Pape Diouf, ancien président de l'Olympique de Marseille et agent de joueurs, à Marseille, France, 4 février 2014. (AP Photo/Claude Paris)

L'ex-président de l'Olympique de Marseille Pape Diouf, 68 ans, est décédé du coronavirus, a-t-on appris mardi de source familiale.

Son décès a été confirmé par la RTS, la chaîne de télévision publique du Sénégal.

Pape Diouf devait être rapatrié de Dakar à Nice (sud-est de la France) en avion sanitaire mais son état s'est dégradé, l'avion n'a pas pu décoller et il est décédé sur le sol sénégalais, a-t-on appris de la même source.

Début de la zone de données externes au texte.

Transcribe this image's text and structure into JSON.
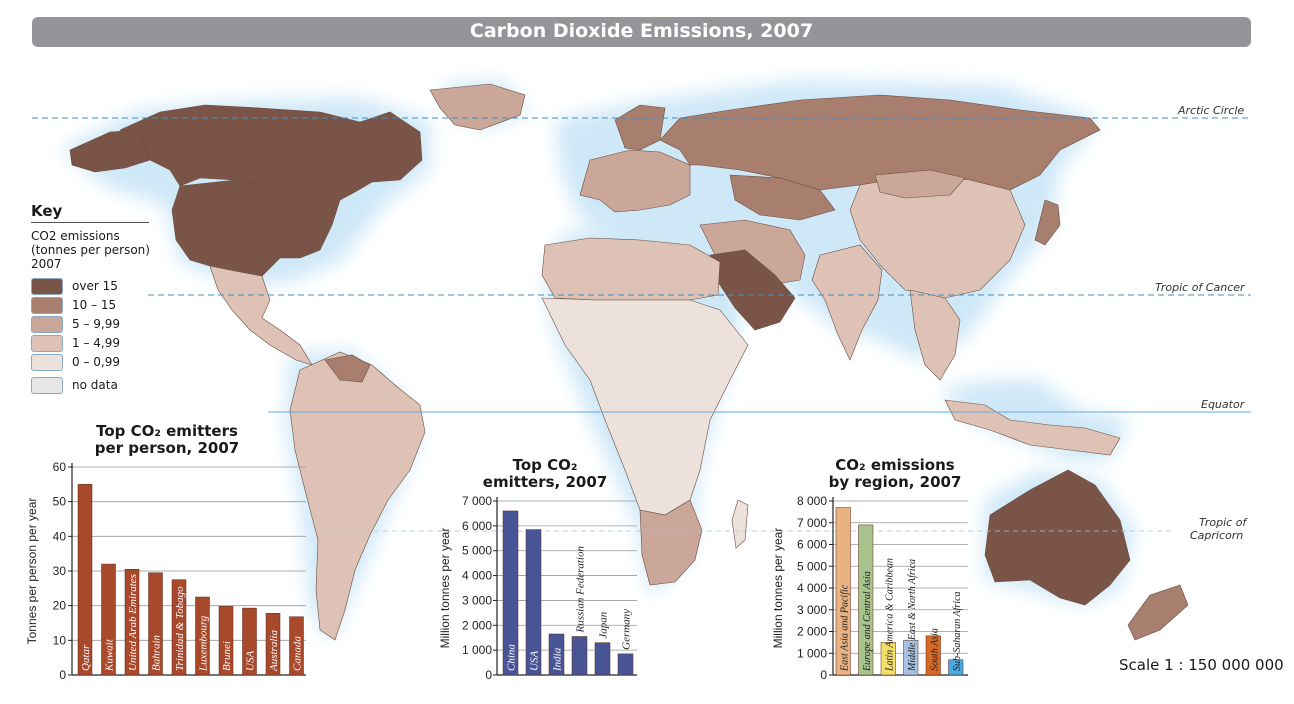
{
  "title": "Carbon Dioxide Emissions, 2007",
  "reference_lines": {
    "arctic": "Arctic Circle",
    "cancer": "Tropic of Cancer",
    "equator": "Equator",
    "capricorn_1": "Tropic of",
    "capricorn_2": "Capricorn"
  },
  "colors": {
    "over15": "#7a5446",
    "c10_15": "#a87e6e",
    "c5_10": "#caa799",
    "c1_5": "#ddc2b5",
    "c0_1": "#ede1db",
    "nodata": "#e6e6e6",
    "ocean_glow": "#cfe8f8",
    "bar_person": "#a9492c",
    "bar_emitters": "#475597"
  },
  "key": {
    "title": "Key",
    "subtitle_1": "CO2 emissions",
    "subtitle_2": "(tonnes per person)",
    "subtitle_3": "2007",
    "items": [
      {
        "label": "over 15",
        "color": "#7a5446"
      },
      {
        "label": "10 – 15",
        "color": "#a87e6e"
      },
      {
        "label": "5 – 9,99",
        "color": "#caa799"
      },
      {
        "label": "1 – 4,99",
        "color": "#ddc2b5"
      },
      {
        "label": "0 – 0,99",
        "color": "#ede1db"
      },
      {
        "label": "no data",
        "color": "#e6e6e6"
      }
    ]
  },
  "chart_data": [
    {
      "type": "bar",
      "title_1": "Top CO₂ emitters",
      "title_2": "per person, 2007",
      "ylabel": "Tonnes per person per year",
      "ylim": [
        0,
        60
      ],
      "yticks": [
        "0",
        "10",
        "20",
        "30",
        "40",
        "50",
        "60"
      ],
      "color": "#a9492c",
      "categories": [
        "Qatar",
        "Kuwait",
        "United Arab Emirates",
        "Bahrain",
        "Trinidad & Tobago",
        "Luxembourg",
        "Brunei",
        "USA",
        "Australia",
        "Canada"
      ],
      "values": [
        55,
        32,
        30.5,
        29.5,
        27.5,
        22.5,
        19.8,
        19.3,
        17.8,
        16.8
      ]
    },
    {
      "type": "bar",
      "title_1": "Top CO₂",
      "title_2": "emitters, 2007",
      "ylabel": "Million tonnes per year",
      "ylim": [
        0,
        7000
      ],
      "yticks": [
        "0",
        "1 000",
        "2 000",
        "3 000",
        "4 000",
        "5 000",
        "6 000",
        "7 000"
      ],
      "color": "#475597",
      "categories": [
        "China",
        "USA",
        "India",
        "Russian Federation",
        "Japan",
        "Germany"
      ],
      "values": [
        6600,
        5850,
        1650,
        1550,
        1300,
        850
      ]
    },
    {
      "type": "bar",
      "title_1": "CO₂ emissions",
      "title_2": "by region, 2007",
      "ylabel": "Million tonnes per year",
      "ylim": [
        0,
        8000
      ],
      "yticks": [
        "0",
        "1 000",
        "2 000",
        "3 000",
        "4 000",
        "5 000",
        "6 000",
        "7 000",
        "8 000"
      ],
      "categories": [
        "East Asia and Pacific",
        "Europe and Central Asia",
        "Latin America & Caribbean",
        "Middle East & North Africa",
        "South Asia",
        "Sub-Saharan Africa"
      ],
      "colors": [
        "#e9b282",
        "#a8c38d",
        "#f2df6a",
        "#a5c2e3",
        "#d56a28",
        "#4ba9df"
      ],
      "values": [
        7700,
        6900,
        1500,
        1600,
        1800,
        700
      ]
    }
  ],
  "scale": "Scale 1 : 150 000 000"
}
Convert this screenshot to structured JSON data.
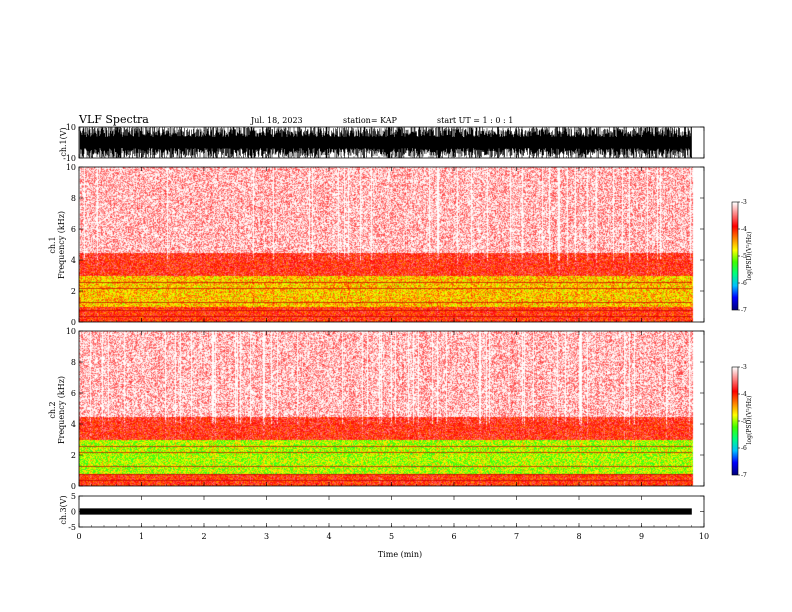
{
  "header": {
    "title": "VLF Spectra",
    "date": "Jul. 18, 2023",
    "station": "station= KAP",
    "start": "start  UT =  1 : 0  : 1"
  },
  "axes": {
    "xlabel": "Time  (min)",
    "ch1_wave_label": "ch.1(V)",
    "ch3_wave_label": "ch.3(V)",
    "spec1_label": "ch.1",
    "spec2_label": "ch.2",
    "freq_label": "Frequency (kHz)",
    "colorbar_label": "log(PSD)(V²/Hz)"
  },
  "chart_data": [
    {
      "type": "line",
      "name": "ch.1 waveform",
      "ylabel": "ch.1(V)",
      "xlim": [
        0,
        10
      ],
      "ylim": [
        -10,
        10
      ],
      "yticks": [
        "10",
        "-10"
      ],
      "data_extent_min": 9.8,
      "amplitude_range": [
        -10,
        10
      ]
    },
    {
      "type": "heatmap",
      "name": "ch.1 spectrogram",
      "ylabel": "Frequency (kHz)",
      "xlim": [
        0,
        10
      ],
      "ylim": [
        0,
        10
      ],
      "xticks": [
        0,
        1,
        2,
        3,
        4,
        5,
        6,
        7,
        8,
        9,
        10
      ],
      "yticks": [
        0,
        2,
        4,
        6,
        8,
        10
      ],
      "data_extent_min": 9.8,
      "colorbar": {
        "label": "log(PSD)(V²/Hz)",
        "range": [
          -7,
          -3
        ],
        "ticks": [
          "-3",
          "-4",
          "-5",
          "-6",
          "-7"
        ]
      },
      "bands_khz": [
        {
          "from": 0.0,
          "to": 1.0,
          "level": -4.0
        },
        {
          "from": 1.0,
          "to": 3.0,
          "level": -4.6
        },
        {
          "from": 3.0,
          "to": 4.5,
          "level": -3.9
        },
        {
          "from": 4.5,
          "to": 10.0,
          "level": -3.3
        }
      ]
    },
    {
      "type": "heatmap",
      "name": "ch.2 spectrogram",
      "ylabel": "Frequency (kHz)",
      "xlim": [
        0,
        10
      ],
      "ylim": [
        0,
        10
      ],
      "xticks": [
        0,
        1,
        2,
        3,
        4,
        5,
        6,
        7,
        8,
        9,
        10
      ],
      "yticks": [
        0,
        2,
        4,
        6,
        8,
        10
      ],
      "data_extent_min": 9.8,
      "colorbar": {
        "label": "log(PSD)(V²/Hz)",
        "range": [
          -7,
          -3
        ],
        "ticks": [
          "-3",
          "-4",
          "-5",
          "-6",
          "-7"
        ]
      },
      "bands_khz": [
        {
          "from": 0.0,
          "to": 0.8,
          "level": -4.0
        },
        {
          "from": 0.8,
          "to": 3.0,
          "level": -5.0
        },
        {
          "from": 3.0,
          "to": 4.5,
          "level": -3.9
        },
        {
          "from": 4.5,
          "to": 10.0,
          "level": -3.3
        }
      ]
    },
    {
      "type": "line",
      "name": "ch.3 waveform",
      "ylabel": "ch.3(V)",
      "xlim": [
        0,
        10
      ],
      "ylim": [
        -5,
        5
      ],
      "yticks": [
        "5",
        "0",
        "-5"
      ],
      "data_extent_min": 9.8,
      "amplitude_range": [
        -1,
        1
      ]
    }
  ],
  "colors": {
    "colormap": [
      "#000080",
      "#0000ff",
      "#00c0ff",
      "#00ff80",
      "#40ff00",
      "#ffff00",
      "#ff8000",
      "#ff0000",
      "#ff8080",
      "#ffffff"
    ],
    "text": "#000000",
    "axis": "#000000"
  }
}
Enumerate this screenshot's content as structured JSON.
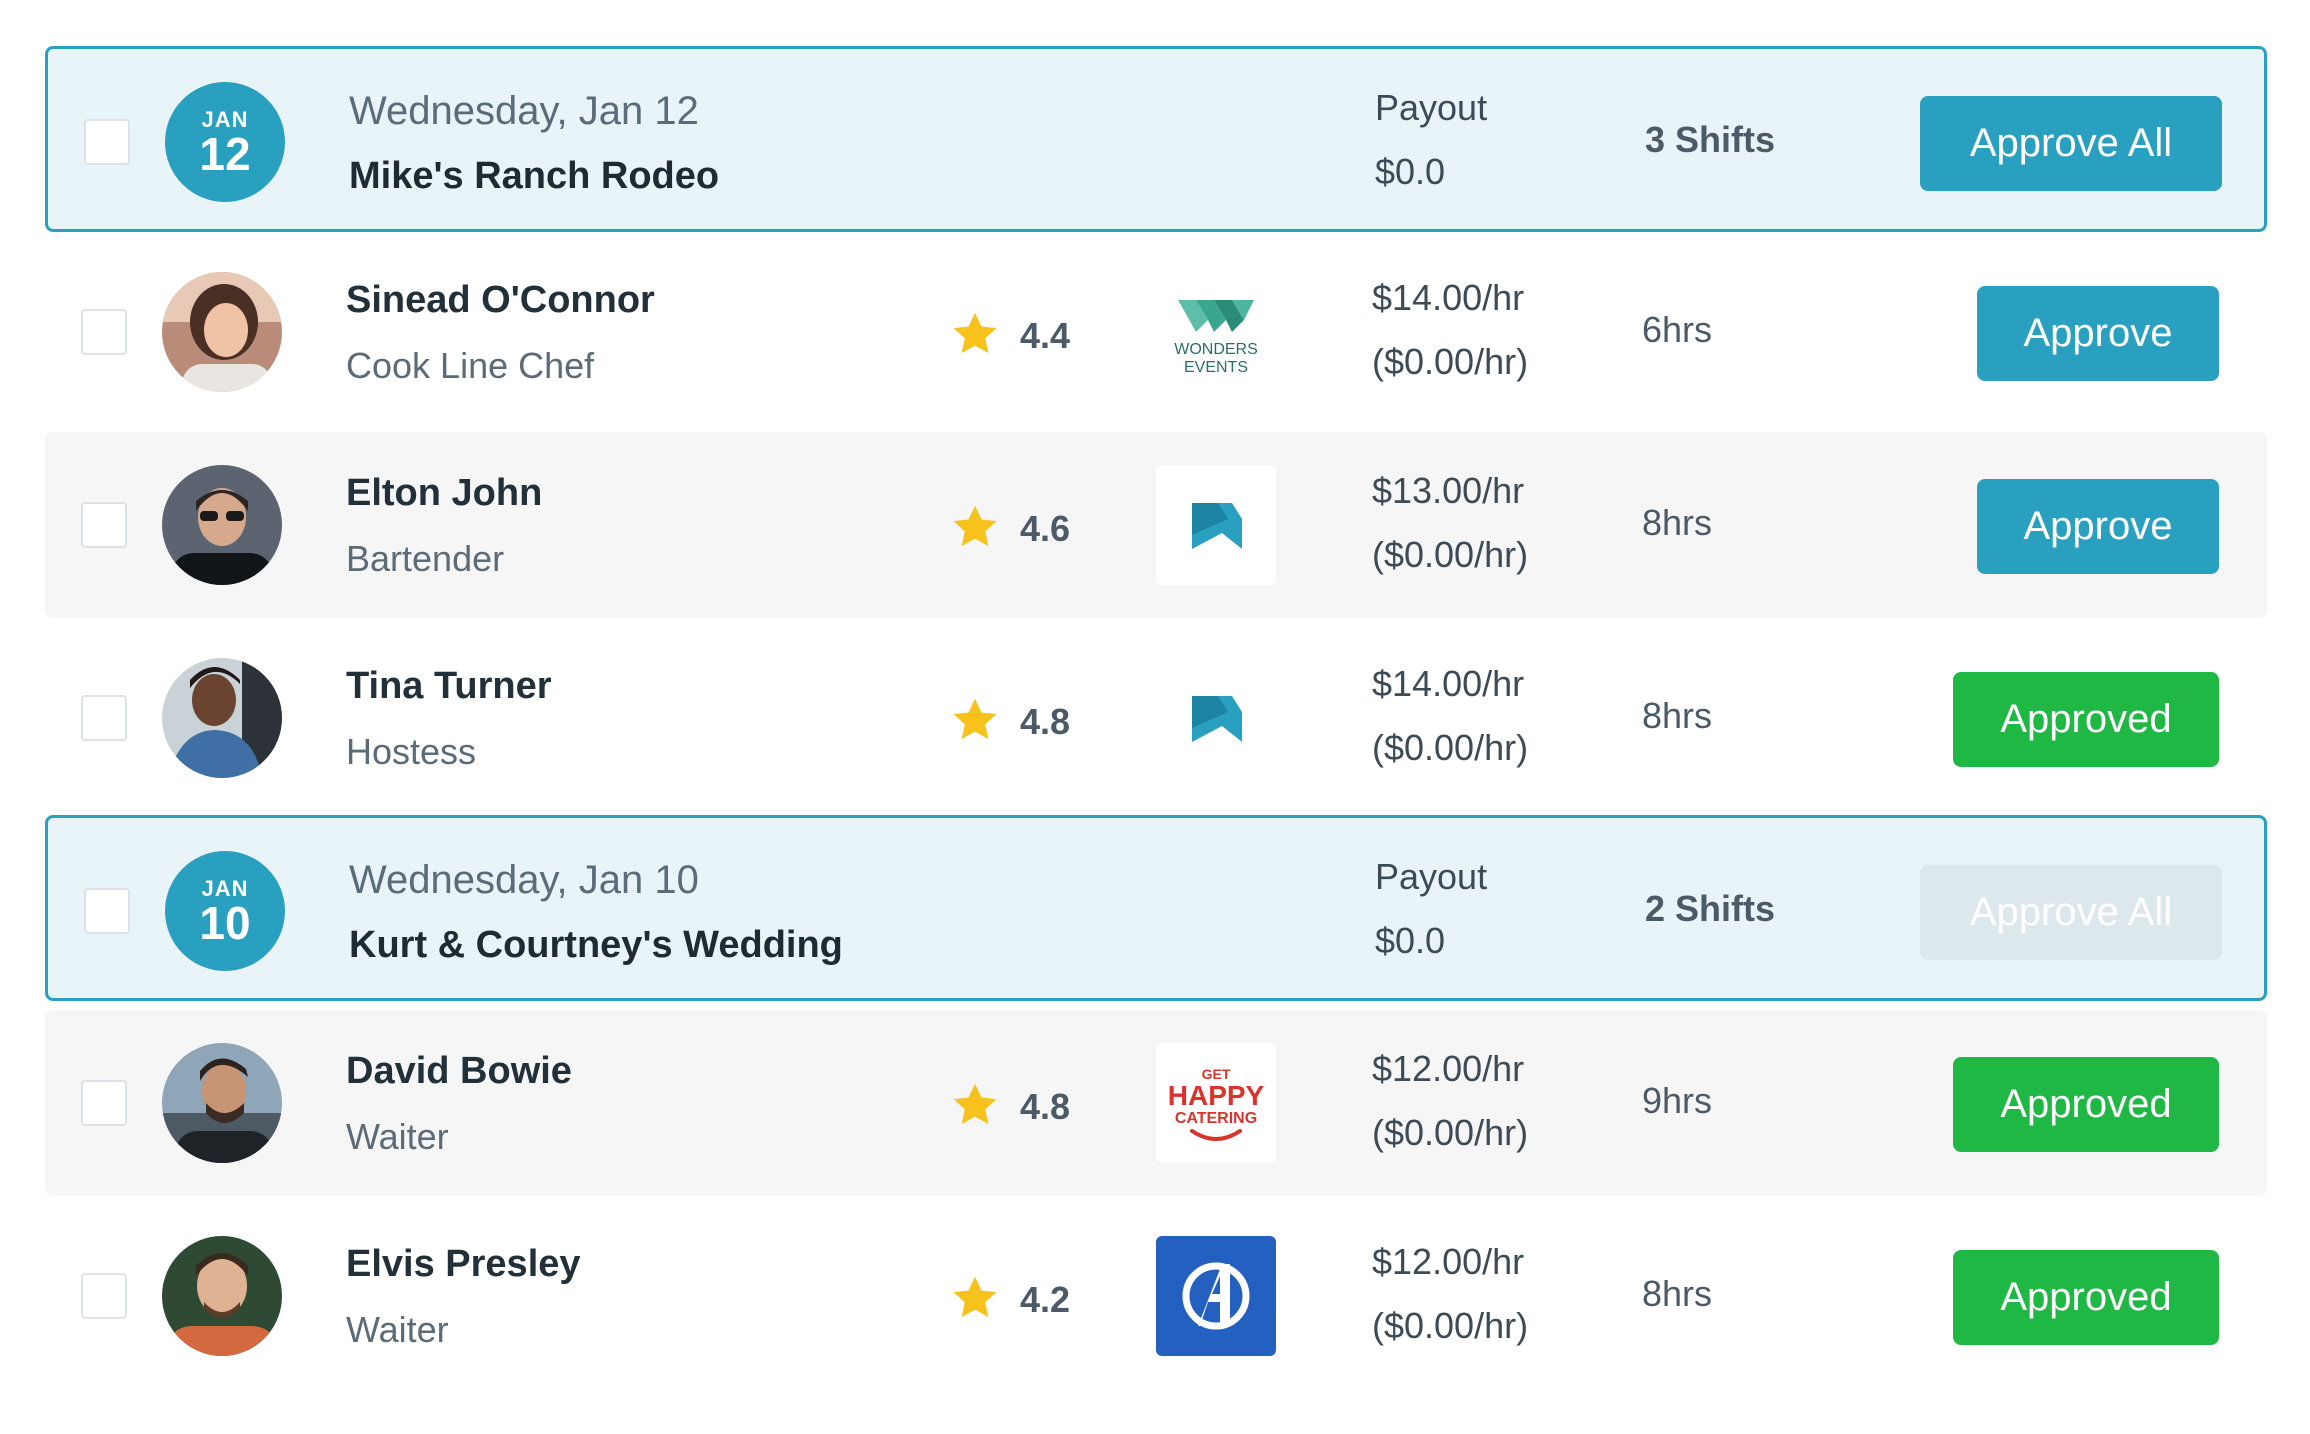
{
  "groups": [
    {
      "month": "JAN",
      "day": "12",
      "date_label": "Wednesday, Jan 12",
      "event_name": "Mike's Ranch Rodeo",
      "payout_label": "Payout",
      "payout_value": "$0.0",
      "shift_count": "3 Shifts",
      "approve_all_label": "Approve All",
      "approve_all_enabled": true,
      "workers": [
        {
          "name": "Sinead O'Connor",
          "role": "Cook Line Chef",
          "rating": "4.4",
          "client_logo": "wonders-events-logo",
          "logo_text": [
            "WONDERS",
            "EVENTS"
          ],
          "rate": "$14.00/hr",
          "rate_sub": "($0.00/hr)",
          "hours": "6hrs",
          "action": "Approve",
          "status": "pending"
        },
        {
          "name": "Elton John",
          "role": "Bartender",
          "rating": "4.6",
          "client_logo": "bookmark-logo",
          "rate": "$13.00/hr",
          "rate_sub": "($0.00/hr)",
          "hours": "8hrs",
          "action": "Approve",
          "status": "pending"
        },
        {
          "name": "Tina Turner",
          "role": "Hostess",
          "rating": "4.8",
          "client_logo": "bookmark-logo",
          "rate": "$14.00/hr",
          "rate_sub": "($0.00/hr)",
          "hours": "8hrs",
          "action": "Approved",
          "status": "approved"
        }
      ]
    },
    {
      "month": "JAN",
      "day": "10",
      "date_label": "Wednesday, Jan 10",
      "event_name": "Kurt & Courtney's Wedding",
      "payout_label": "Payout",
      "payout_value": "$0.0",
      "shift_count": "2 Shifts",
      "approve_all_label": "Approve All",
      "approve_all_enabled": false,
      "workers": [
        {
          "name": "David Bowie",
          "role": "Waiter",
          "rating": "4.8",
          "client_logo": "get-happy-catering-logo",
          "logo_text": [
            "GET",
            "HAPPY",
            "CATERING"
          ],
          "rate": "$12.00/hr",
          "rate_sub": "($0.00/hr)",
          "hours": "9hrs",
          "action": "Approved",
          "status": "approved"
        },
        {
          "name": "Elvis Presley",
          "role": "Waiter",
          "rating": "4.2",
          "client_logo": "avengers-logo",
          "rate": "$12.00/hr",
          "rate_sub": "($0.00/hr)",
          "hours": "8hrs",
          "action": "Approved",
          "status": "approved"
        }
      ]
    }
  ],
  "colors": {
    "accent": "#2aa0c0",
    "approved": "#1fb845",
    "group_background": "#e9f4f9",
    "star": "#f7c21b"
  }
}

Atteint par le coronavirus et sous assistance respiratoire, Diouf avait été hospitalisé à Dakar.

Mardi, il devait être évacué vers la France par un vol spécial affrété par l'ambassade de France au Sénégal et sa famille devait le rejoindre à Nice.

Ancien journaliste, agent de joueurs puis dirigeant de l'OM, de 2005 à 2009, Diouf avait notamment contribué à bâtir l'équipe championne de France 2010, après 17 années sans titres pour l'OM.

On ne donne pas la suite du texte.